Wednesday, October 22, 2008

Wells Fargo The Best Liars


Wells Fargo reported its third-quarter 2008 earnings today, and showed with silky smooth pathology that as an accomplished liar it was among the best. And as the very best of them do the bank didn’t lie so much as it bent the truth into any even more desirable result. For an insolvent bank reporting earnings and the mother of all credit crunch the name of the game is beat expectations, those expectations which the bank provides of course.

Wells Fargo & Company is following Jamie Dimon’s lead this morning with better results than other banks. The only “AAA” rated bank posted $0.49 EPS vs. $0.41 estimates. Revenues were $10.38 billion versus $10.96 billion estimates. It is also still growing if you can believe it in this environment.

The only AAA rated bank is flat broke scheduled to get $25 billion from the working stiffs and another $20 billion from its own capital raising.

Wells Fargo said Wednesday it will move forward on its plans to raise $20 billion to help pay for its purchase of Wachovia

“The combination of the market capital and the capital investment from the government will enable us to finance the Wachovia acquisition, to continue to build our franchise and gain market share as we have done throughout the credit crunch,” Atkins said.

But Wells Fargo is probably eager to demonstrate that it can raise the $20 billion on Wall Street and return the government’s $25 billion investment as soon as possible.

That’s the ticket acquisitions of ailing banks and increasing share of a decreasing market will carry you through the credit crunc; that’s a new one John. Wall and Main Street are probably more eager to see the bank generate a profit, that will carry you through the credit crunch; do you think you could swing it for us John?

The bank wrote down nearly $2 billion for the quarter and put loss provisions at $2.5 billion, saw a $1 billion increase in non-performing loans in the third quarter compared then decreased loan-loss reserves by $500 million. Since loan loss reserves come from profits i.e. the bottom line, that’s where the $500 million went.

Wells Fargo, despite booking a near $1 billion increase in non-performing loans in the third quarter compared to the previous three-month period, cut its loan-loss reserve by $500 million.

The slick accounting moves, while perfectly legal, gave a false impression of just how strong Wells Fargo’s balance sheet actually was, the analysts said in separate interviews and reports last week.

“Wells Fargo are pretenders,” said a trader at one top hedge fund, who spoke on condition of anonymity because he is afraid of trouble from the Securities and Exchange Commission, in light of the regulatory body’s recent threat to prosecute short sellers.

It should be Wells Fargo who fears prosecution, but this is where we are in today’s markets.

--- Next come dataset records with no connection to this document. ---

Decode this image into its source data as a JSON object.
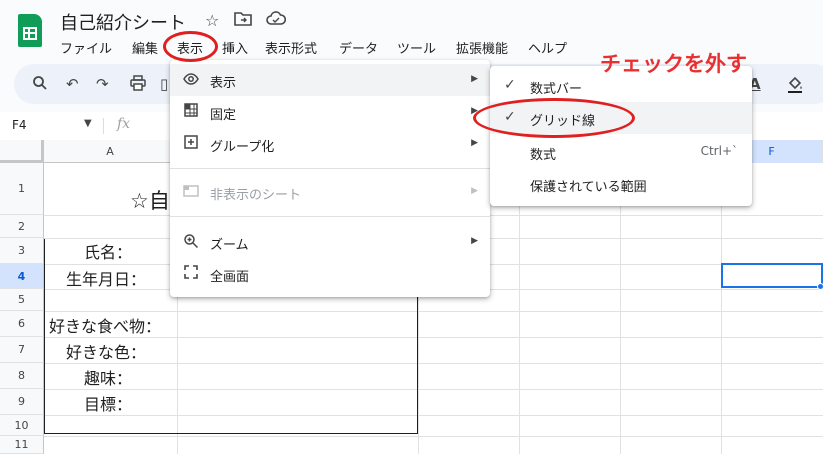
{
  "app": {
    "title": "自己紹介シート"
  },
  "menubar": [
    "ファイル",
    "編集",
    "表示",
    "挿入",
    "表示形式",
    "データ",
    "ツール",
    "拡張機能",
    "ヘルプ"
  ],
  "namebox": {
    "value": "F4"
  },
  "columns": [
    "A",
    "F"
  ],
  "rows": [
    "1",
    "2",
    "3",
    "4",
    "5",
    "6",
    "7",
    "8",
    "9",
    "10",
    "11"
  ],
  "cells": {
    "a1": "☆自",
    "a3": "氏名：",
    "a4": "生年月日：",
    "a6": "好きな食べ物：",
    "a7": "好きな色：",
    "a8": "趣味：",
    "a9": "目標："
  },
  "view_menu": {
    "items": [
      {
        "icon": "eye-icon",
        "label": "表示"
      },
      {
        "icon": "freeze-icon",
        "label": "固定"
      },
      {
        "icon": "group-icon",
        "label": "グループ化"
      },
      {
        "icon": "hidden-sheet-icon",
        "label": "非表示のシート"
      },
      {
        "icon": "zoom-icon",
        "label": "ズーム"
      },
      {
        "icon": "fullscreen-icon",
        "label": "全画面"
      }
    ]
  },
  "show_submenu": {
    "items": [
      {
        "label": "数式バー",
        "checked": true
      },
      {
        "label": "グリッド線",
        "checked": true
      },
      {
        "label": "数式",
        "shortcut": "Ctrl+`"
      },
      {
        "label": "保護されている範囲"
      }
    ]
  },
  "annotation": {
    "text": "チェックを外す",
    "color": "#e83030"
  },
  "colors": {
    "accent": "#1a73e8",
    "logo": "#0f9d58",
    "annotation_ring": "#e02020"
  }
}
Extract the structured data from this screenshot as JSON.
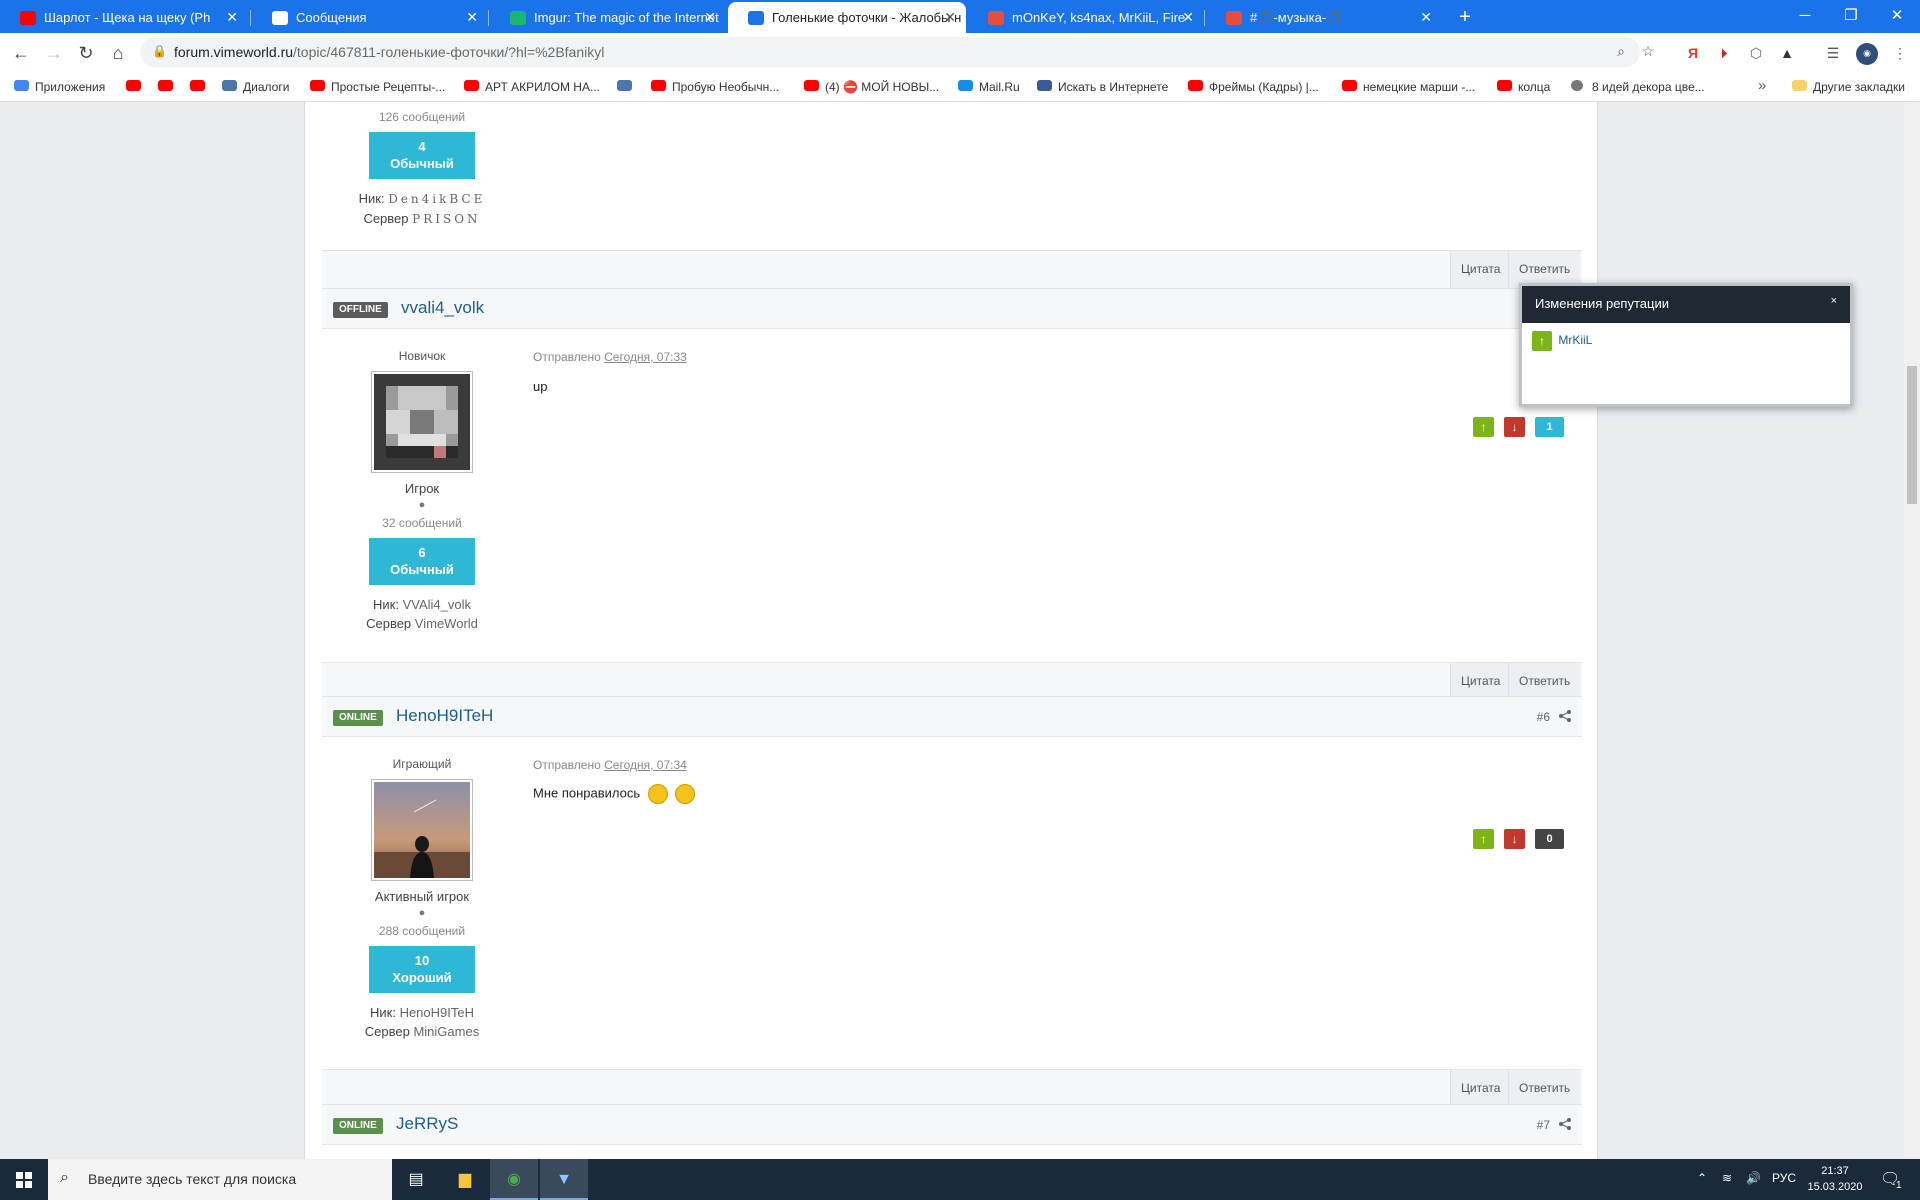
{
  "browser": {
    "tabs": [
      {
        "title": "Шарлот - Щека на щеку (Ph",
        "favicon": "youtube-icon",
        "color": "#ff0000"
      },
      {
        "title": "Сообщения",
        "favicon": "chat-icon",
        "color": "#ffffff"
      },
      {
        "title": "Imgur: The magic of the Internet",
        "favicon": "imgur-icon",
        "color": "#1bb76e"
      },
      {
        "title": "Голенькие фоточки - Жалобы н",
        "favicon": "vimeworld-icon",
        "color": "#1a73e8"
      },
      {
        "title": "mOnKeY, ks4nax, MrKiiL, Fire",
        "favicon": "calendar-icon",
        "color": "#e84c3d"
      },
      {
        "title": "#🎵-музыка-🎵",
        "favicon": "calendar-icon",
        "color": "#e84c3d"
      }
    ],
    "new_tab": "+",
    "window_controls": {
      "minimize": "─",
      "restore": "❐",
      "close": "✕"
    },
    "url_host": "forum.vimeworld.ru",
    "url_path": "/topic/467811-голенькие-фоточки/?hl=%2Bfanikyl",
    "bookmarks": [
      {
        "label": "Приложения",
        "icon": "apps-grid-icon",
        "color": "#4285f4"
      },
      {
        "label": "",
        "icon": "youtube-icon",
        "color": "#ff0000"
      },
      {
        "label": "",
        "icon": "youtube-icon",
        "color": "#ff0000"
      },
      {
        "label": "",
        "icon": "youtube-icon",
        "color": "#ff0000"
      },
      {
        "label": "Диалоги",
        "icon": "chat-icon",
        "color": "#4a76a8"
      },
      {
        "label": "Простые Рецепты-...",
        "icon": "youtube-icon",
        "color": "#ff0000"
      },
      {
        "label": "АРТ АКРИЛОМ НА...",
        "icon": "youtube-icon",
        "color": "#ff0000"
      },
      {
        "label": "",
        "icon": "vk-icon",
        "color": "#4a76a8"
      },
      {
        "label": "Пробую Необычн...",
        "icon": "youtube-icon",
        "color": "#ff0000"
      },
      {
        "label": "(4) ⛔ МОЙ НОВЫ...",
        "icon": "youtube-icon",
        "color": "#ff0000"
      },
      {
        "label": "Mail.Ru",
        "icon": "mailru-icon",
        "color": "#168de2"
      },
      {
        "label": "Искать в Интернете",
        "icon": "search-icon",
        "color": "#3b5998"
      },
      {
        "label": "Фреймы (Кадры) |...",
        "icon": "youtube-icon",
        "color": "#ff0000"
      },
      {
        "label": "немецкие марши -...",
        "icon": "youtube-icon",
        "color": "#ff0000"
      },
      {
        "label": "колца",
        "icon": "youtube-icon",
        "color": "#ff0000"
      },
      {
        "label": "8 идей декора цве...",
        "icon": "globe-icon",
        "color": "#777777"
      }
    ],
    "bookmarks_more": "»",
    "other_bookmarks": "Другие закладки"
  },
  "posts": [
    {
      "partial": true,
      "posts_count": "126 сообщений",
      "rep_value": "4",
      "rep_label": "Обычный",
      "nick_label": "Ник:",
      "nick_value": "Den4ikBCE",
      "server_label": "Сервер",
      "server_value": "PRISON",
      "quote": "Цитата",
      "reply": "Ответить"
    },
    {
      "status": "OFFLINE",
      "author": "vvali4_volk",
      "user_title": "Новичок",
      "rank": "Игрок",
      "pip": "●",
      "posts_count": "32 сообщений",
      "rep_value": "6",
      "rep_label": "Обычный",
      "nick_label": "Ник:",
      "nick_value": "VVAli4_volk",
      "server_label": "Сервер",
      "server_value": "VimeWorld",
      "date_prefix": "Отправлено",
      "date": "Сегодня, 07:33",
      "body": "up",
      "reputation": "1",
      "quote": "Цитата",
      "reply": "Ответить"
    },
    {
      "status": "ONLINE",
      "author": "HenoH9ITeH",
      "post_number": "#6",
      "user_title": "Играющий",
      "rank": "Активный игрок",
      "pip": "●",
      "posts_count": "288 сообщений",
      "rep_value": "10",
      "rep_label": "Хороший",
      "nick_label": "Ник:",
      "nick_value": "HenoH9ITeH",
      "server_label": "Сервер",
      "server_value": "MiniGames",
      "date_prefix": "Отправлено",
      "date": "Сегодня, 07:34",
      "body": "Мне понравилось",
      "reputation": "0",
      "quote": "Цитата",
      "reply": "Ответить"
    },
    {
      "status": "ONLINE",
      "author": "JeRRyS",
      "post_number": "#7"
    }
  ],
  "rep_popup": {
    "title": "Изменения репутации",
    "close": "×",
    "entries": [
      {
        "user": "MrKiiL",
        "direction": "up"
      }
    ]
  },
  "colors": {
    "rep_badge": "#2fb7d6",
    "rep_count_positive": "#2fb7d6",
    "rep_count_zero": "#444444",
    "vote_up": "#7cb518",
    "vote_down": "#c0392b",
    "link": "#1e5e8a"
  },
  "taskbar": {
    "search_placeholder": "Введите здесь текст для поиска",
    "language": "РУС",
    "time": "21:37",
    "date": "15.03.2020",
    "notifications": "1"
  }
}
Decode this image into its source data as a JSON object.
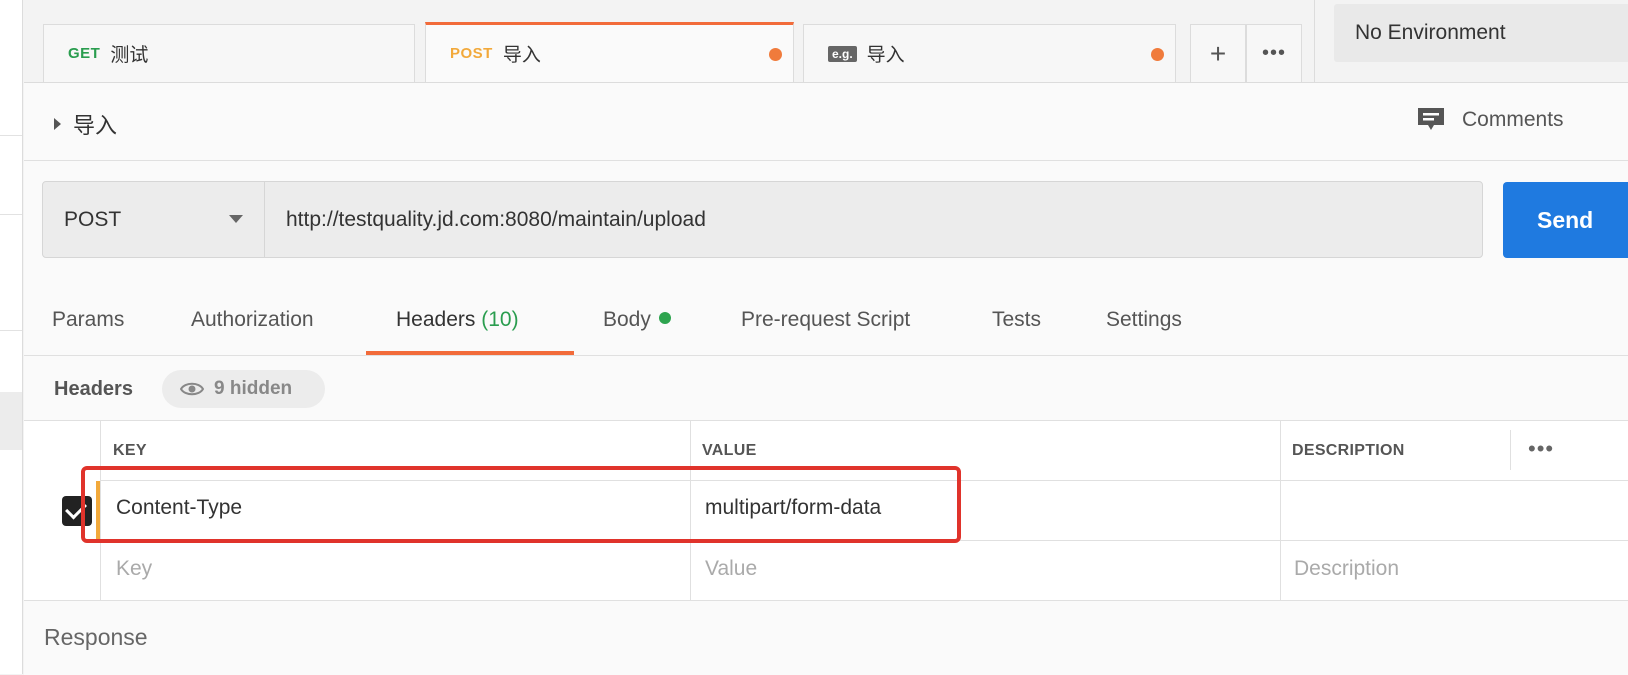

The trader said trimming the loan-loss reserves had the effect of boosting profits, which in turn boosted its share price, which in turn made it easier for the bank to successfully move forward with a move it announced this week to raise $20 billion of capital.

President and CEO John Stumpf did mention write-downs for the quarter.

Revenue was $10.38 billion, up 5% from $9.85 billion a year ago. The write-downs for investments in Fannie Mae, Freddie Mac and Lehman Brothers reduced revenue by 7 percentage points, the company said.

We wonder why he didn’t just say $726.6 million, but OK we’ll do it for you John. In addition we’ll say that Q3 net charge-offs, the cost of uncollectible loans, hit nearly $2 billion vs $892 million last year.

Third quarter 2008 net charge-offs were $1,995 million (1.96 percent of average loans, annualized) compared with $1,512 million (1.55 percent) in second quarter 2008 and $892 million (1.01 percent) in third quarter 2007. A significant part of the sequential increase reflected the changes in the National Home Equity Group (Home Equity) charge-off policy in the second quarter, which deferred an estimated $265 million of charge-offs. After taking into account the impact of the new Home Equity policy, charge-offs rose at a more moderate pace in third quarter than in the last few quarters. Third quarter 2008 provision was $2.5 billion, including a $500 million credit reserve build primarily related to higher projected losses in several consumer credit businesses, as well as growth in the wholesale portfolios, bringing the allowance for credit losses to $8.0 billion, double its level from just before the credit crunch began a year ago.

See when all the smoke get blown away from bull sh!t accounting principles and fancy CEOs double talk about market share through the credit crunch, what remains is the eight billion big ones in the allowance for credit losses, you remember the number that doubled from a year ago, and you don’t have to think to hard about what the eight large are there for.